The Tim Lincecum Contract – Why?
Let’s take a look at the Lincecum signing and theories of why it's a good or bad idea.
There’s no denying that Lincecum has lost velocity on his fastball. It’s down about 3-4 mph from where it was in his first three big league seasons when he won two Cy Young Awards. However, it must be remembered that you can’t use conventional analysis when assessing an unconventional pitcher.
Lincecum is so small, his motion is so unique and his training techniques are so outside the box that him becoming as great and durable as he did is such a rarity that it can’t be treated with a cookie-cutter series of issues to explain away his struggles. It was the uniqueness that made him a phenomenon and it has left the Giants and Lincecum searching for answers as to why he’s getting hammered. There are no injuries that we know about, so the diminishing of his stuff is the culprit for his terrible performances.
My belief is that Lincecum got by in his first few seasons because he had a power fastball to blast his way out of trouble. Once the fastball diminished in velocity and movement, problems with command became prominent and he can’t get away with as much as he did before. As long as he’s not hurt, this is something that can be fixed.
Pitchers tend to have peaks and valleys in their careers. They’ll get injured, be dispatched, then return to a high level. Lincecum may never be the same pitcher he was, but that doesn’t mean he can’t be effective.

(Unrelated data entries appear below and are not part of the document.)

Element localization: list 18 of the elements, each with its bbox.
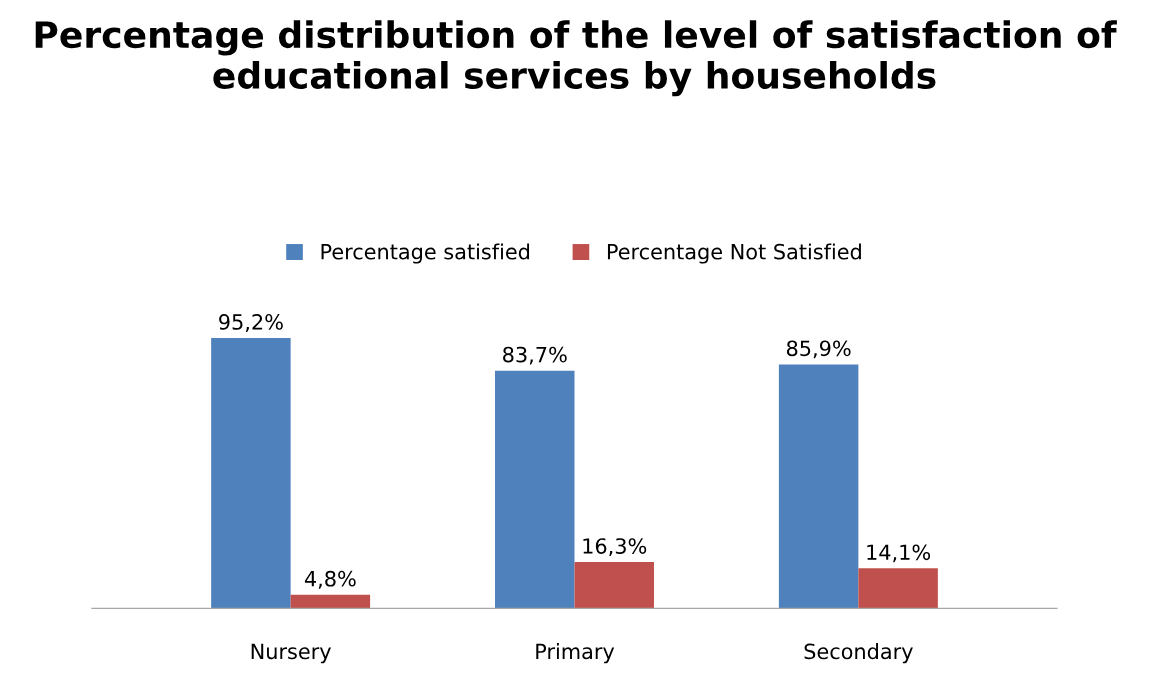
data-label: 14,1%: [867, 544, 931, 563]
data-label: 16,3%: [583, 538, 647, 557]
bar: [778, 364, 859, 609]
bar: [574, 562, 654, 609]
bar: [858, 568, 938, 609]
bar: [211, 338, 291, 609]
x-tick-label: Nursery: [251, 643, 331, 664]
x-tick-label: Primary: [536, 643, 615, 664]
bar: [290, 594, 371, 609]
data-label: 95,2%: [219, 314, 283, 332]
x-tick-label: Secondary: [804, 643, 913, 664]
legend-label: Percentage satisfied: [321, 243, 530, 264]
data-label: 83,7%: [503, 346, 567, 365]
bar: [495, 370, 575, 609]
data-label: 85,9%: [786, 340, 851, 359]
legend-label: Percentage Not Satisfied: [607, 243, 861, 264]
chart-title: Percentage distribution of the level of satisfaction of educational services by households: [35, 20, 1117, 97]
data-label: 4,8%: [304, 570, 356, 589]
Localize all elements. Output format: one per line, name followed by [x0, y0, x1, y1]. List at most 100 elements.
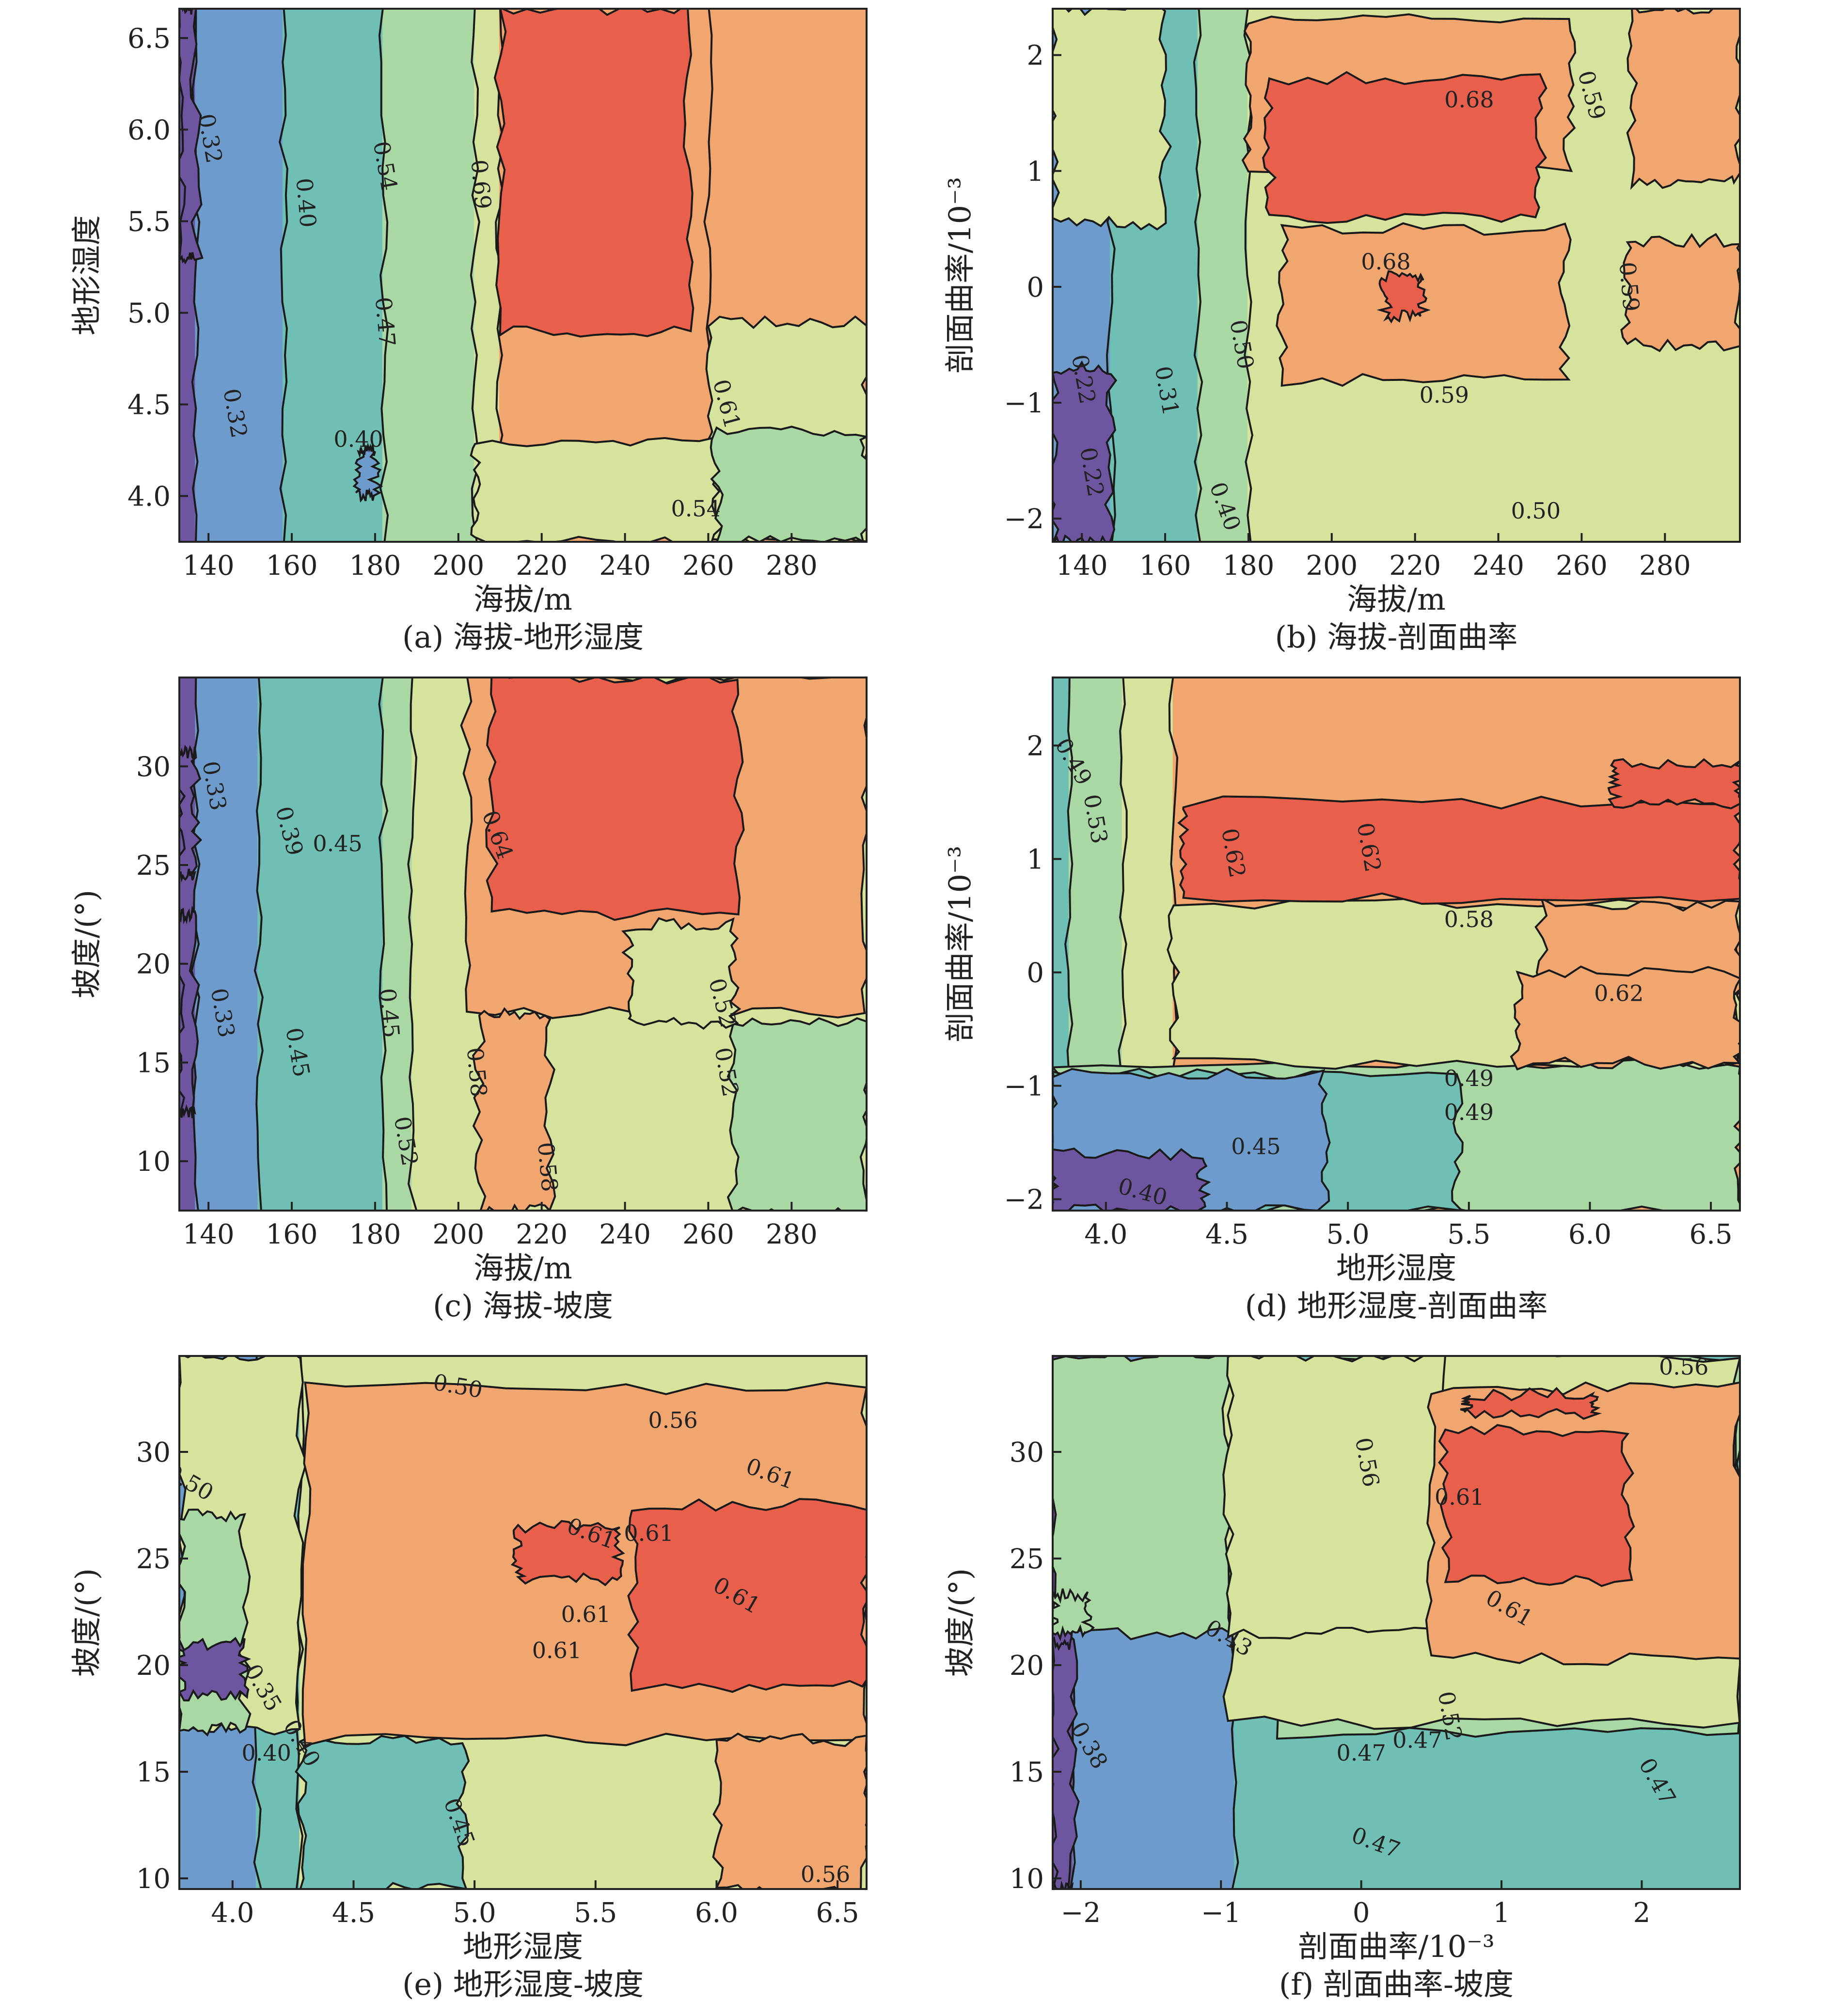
contour-label: 0.61 — [561, 1601, 611, 1627]
contour-band — [195, 9, 284, 542]
x-tick-label: 260 — [682, 1219, 734, 1250]
panel-caption: (a) 海拔-地形湿度 — [402, 619, 644, 655]
y-axis-label: 剖面曲率/10⁻³ — [942, 846, 978, 1042]
contour-label: 0.58 — [533, 1141, 563, 1193]
contour-region — [1053, 1356, 1243, 1640]
x-tick-label: 160 — [1139, 550, 1191, 582]
contour-line — [378, 677, 389, 1211]
contour-region — [726, 1017, 867, 1211]
plot-frame — [1052, 1355, 1741, 1890]
y-tick-label: 30 — [136, 1437, 171, 1468]
contour-region — [712, 1732, 867, 1889]
contour-label: 0.56 — [648, 1407, 697, 1433]
contour-label: 0.40 — [333, 426, 383, 452]
x-axis-label: 海拔/m — [474, 1250, 572, 1286]
plot-frame — [178, 677, 868, 1212]
y-tick-label: 4.5 — [127, 389, 171, 421]
y-tick-label: 25 — [136, 1544, 171, 1575]
contour-band — [1197, 9, 1249, 542]
plot-frame — [178, 1355, 868, 1890]
x-tick-label: 140 — [1056, 550, 1108, 582]
x-tick-label: 160 — [266, 550, 318, 582]
contour-label: 0.54 — [671, 496, 720, 522]
contour-band — [195, 677, 260, 1211]
y-tick-label: 25 — [136, 850, 171, 882]
contour-label: 0.40 — [291, 177, 321, 229]
y-tick-label: 5.5 — [127, 206, 171, 237]
x-tick-label: 240 — [1472, 550, 1524, 582]
contour-label: 0.47 — [1392, 1727, 1442, 1753]
contour-label: 0.61 — [532, 1638, 582, 1664]
panel-c: 0.330.330.39 0.450.450.450.520.640.580.58… — [69, 677, 868, 1323]
panel-caption: (d) 地形湿度-剖面曲率 — [1245, 1288, 1548, 1323]
panel-caption: (f) 剖面曲率-坡度 — [1279, 1967, 1514, 2002]
x-axis-label: 海拔/m — [1347, 582, 1446, 617]
contour-label: 0.58 — [1444, 906, 1494, 932]
x-tick-label: 200 — [432, 1219, 484, 1250]
x-tick-label: 200 — [1306, 550, 1358, 582]
contour-label: 0.68 — [1361, 249, 1410, 275]
contour-label: 0.62 — [1594, 980, 1643, 1006]
x-tick-label: 5.0 — [453, 1897, 496, 1929]
x-tick-label: 180 — [349, 550, 401, 582]
contour-region — [179, 905, 200, 1118]
x-axis-label: 地形湿度 — [1336, 1250, 1456, 1286]
contour-region — [621, 917, 742, 1030]
contour-area-c: 0.330.330.39 0.450.450.450.520.640.580.58… — [179, 677, 867, 1211]
x-tick-label: −2 — [1061, 1897, 1101, 1929]
x-tick-label: 0 — [1353, 1897, 1370, 1929]
x-tick-label: 5.0 — [1327, 1219, 1370, 1250]
y-tick-label: 20 — [136, 1650, 171, 1682]
contour-label: 0.47 — [1336, 1740, 1386, 1766]
contour-label: 0.49 — [1444, 1065, 1494, 1091]
contour-region — [1177, 795, 1740, 905]
contour-region — [179, 9, 204, 265]
x-tick-label: 2 — [1633, 1897, 1651, 1929]
contour-region — [1053, 1147, 1211, 1211]
plot-frame — [178, 8, 868, 543]
contour-region — [1626, 9, 1740, 190]
contour-band — [382, 677, 414, 1211]
contour-area-d: 0.490.530.62 0.620.580.620.490.490.450.40 — [1053, 677, 1740, 1211]
x-tick-label: 6.0 — [1568, 1219, 1611, 1250]
contour-area-f: 0.430.380.560.610.610.520.560.470.470.47… — [1053, 1356, 1740, 1889]
panel-caption: (e) 地形湿度-坡度 — [402, 1967, 644, 2002]
contour-region — [1262, 71, 1548, 224]
contour-region — [179, 744, 203, 882]
contour-region — [627, 1498, 867, 1693]
y-tick-label: 20 — [1010, 1650, 1044, 1682]
contour-region — [1607, 758, 1740, 810]
x-tick-label: 140 — [183, 1219, 235, 1250]
contour-line — [378, 9, 389, 542]
panel-f: 0.430.380.560.610.610.520.560.470.470.47… — [942, 1355, 1741, 2002]
contour-label: 0.59 — [1614, 261, 1645, 313]
panel-b: 0.220.220.310.400.500.680.680.590.590.59… — [942, 8, 1741, 655]
contour-label: 0.45 — [1231, 1133, 1280, 1159]
contour-label: 0.45 — [374, 987, 405, 1039]
y-tick-label: 0 — [1027, 272, 1044, 303]
x-tick-label: 180 — [349, 1219, 401, 1250]
x-tick-label: 6.5 — [816, 1897, 859, 1929]
contour-band — [382, 9, 476, 542]
y-axis-label: 剖面曲率/10⁻³ — [942, 177, 978, 373]
y-tick-label: 30 — [136, 751, 171, 783]
y-tick-label: 1 — [1027, 844, 1044, 875]
contour-region — [1222, 1356, 1449, 1639]
contour-region — [295, 1734, 470, 1889]
x-tick-label: 220 — [516, 1219, 568, 1250]
contour-region — [1376, 270, 1431, 324]
contour-line — [1193, 9, 1203, 542]
x-tick-label: 180 — [1222, 550, 1274, 582]
x-tick-label: 280 — [1639, 550, 1691, 582]
contour-region — [493, 9, 695, 338]
y-axis-label: 地形湿度 — [69, 215, 104, 335]
contour-region — [1053, 9, 1172, 231]
y-tick-label: −2 — [1004, 504, 1044, 535]
x-tick-label: 240 — [599, 1219, 651, 1250]
y-tick-label: 2 — [1027, 730, 1044, 762]
y-tick-label: −1 — [1004, 388, 1044, 419]
x-axis-label: 海拔/m — [474, 582, 572, 617]
contour-label: 0.45 — [313, 830, 362, 856]
x-tick-label: −1 — [1201, 1897, 1241, 1929]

Who would they replace him with?
The Giants traded their one big pitching prospect that could conceivably have replaced Lincecum when they sent Zack Wheeler to the Mets for Carlos Beltran. They don’t have anyone that’s big league ready in their own system which would leave them either having to buy a pitcher through free agency, trade for one, or hope to find another Ryan Vogelsong-type off the scrapheap.